Claude MCP Tool-Use Telemetry - 2026-05-23¶

This note records the follow-up hardening after the first Claude Code tensor-layout validation showed activated MCP tools but no machine-readable evidence that Claude actually called them.

Implementation¶

harnessgym.claude_mcp_bridge now logs every generated MCP tools/call to .harnessgym/mcp_calls.jsonl.
Each event records server name, tool name, argument-key summary, duration, status, error message, and result size.
The Claude runner passes the active MCP server name and manifest tool timeout into the bridge.
The Codex exec runner now launches active generated MCP servers through harnessgym.mcp_telemetry_proxy, so Codex worker runs record the same JSONL tool-call telemetry without changing the generated MCP server.
harnessgym compare reads the JSONL telemetry and writes mcp_telemetry, mcp_call_count, and mcp_called_tools into compare_report.json.
harnessgym compare --require-harness-tool-use marks harnessed trials invalid when generated MCP tools activate but no tool call is recorded.
Attempt prompts now explicitly tell the agent that MCP activation alone does not count as harness use.

Validation¶

Unit suite:

.venv/bin/python -m pytest -q

Result:

63 passed, 6 subtests passed in 8.07s

Syntax checks:

bash -n examples/tensor_layout_harness_artifacts/run_claude_compare.sh
PYTHONPATH=src .venv/bin/python examples/tensor_layout_harness_artifacts/check_claude_compare_report.py --help >/dev/null

Real Claude Attempt¶

Started a stricter real replay:

ATTEMPT_TIMEOUT=10m TRIALS=2 ITERATIONS=1 POST_TIMEOUT=2m \
REQUIRE_HARNESS_TOOL_USE=1 \
OUTPUT_DIR=tmp/tensor_layout_claude_tooluse_10m_2trial_20260523T184552Z \
examples/tensor_layout_harness_artifacts/run_claude_compare.sh

The first two plain trials were valid:

Trial 1: post_score=1,495,982, attempt duration 397.284s.
Trial 2: post_score=1,495,982, attempt duration 600.222s.
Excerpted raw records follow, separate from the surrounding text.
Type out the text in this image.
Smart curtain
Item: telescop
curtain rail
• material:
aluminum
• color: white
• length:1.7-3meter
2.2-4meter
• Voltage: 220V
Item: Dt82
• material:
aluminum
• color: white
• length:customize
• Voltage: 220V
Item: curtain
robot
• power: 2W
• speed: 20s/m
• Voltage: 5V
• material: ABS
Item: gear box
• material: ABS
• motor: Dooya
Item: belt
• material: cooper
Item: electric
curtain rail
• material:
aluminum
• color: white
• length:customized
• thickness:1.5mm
Harnessed trial 1 immediately proved the new telemetry path by recording real generated MCP tool calls:

resume_search_history
apply_best_verified
trace_summary
rank_next_experiments
local_neighborhood_search
bounded_exhaustive_search
search_plans

The partial run was stopped because telemetry exposed a HarnessGym bug: the Claude bridge used a fixed 30 second MCP response timeout even though the generated tensor-plan manifest declares longer tool timeouts. Several bounded_exhaustive_search calls were clipped by the bridge. The bridge now honors each active server's manifest tool timeout.

Rerun Status¶

After the timeout fix, a fresh 2-trial rerun was started:

ATTEMPT_TIMEOUT=10m TRIALS=2 ITERATIONS=1 POST_TIMEOUT=2m \
REQUIRE_HARNESS_TOOL_USE=1 \
OUTPUT_DIR=tmp/tensor_layout_claude_tooluse_timeoutfix_10m_2trial_20260523T190630Z \
examples/tensor_layout_harness_artifacts/run_claude_compare.sh

Claude Code returned:

You're out of extra usage · resets 7:40pm (America/New_York)

The resulting report correctly marked all trials invalid because the runner failed before useful attempt work. That rerun is not a performance result. The next valid replay should use the same command after the Claude quota reset.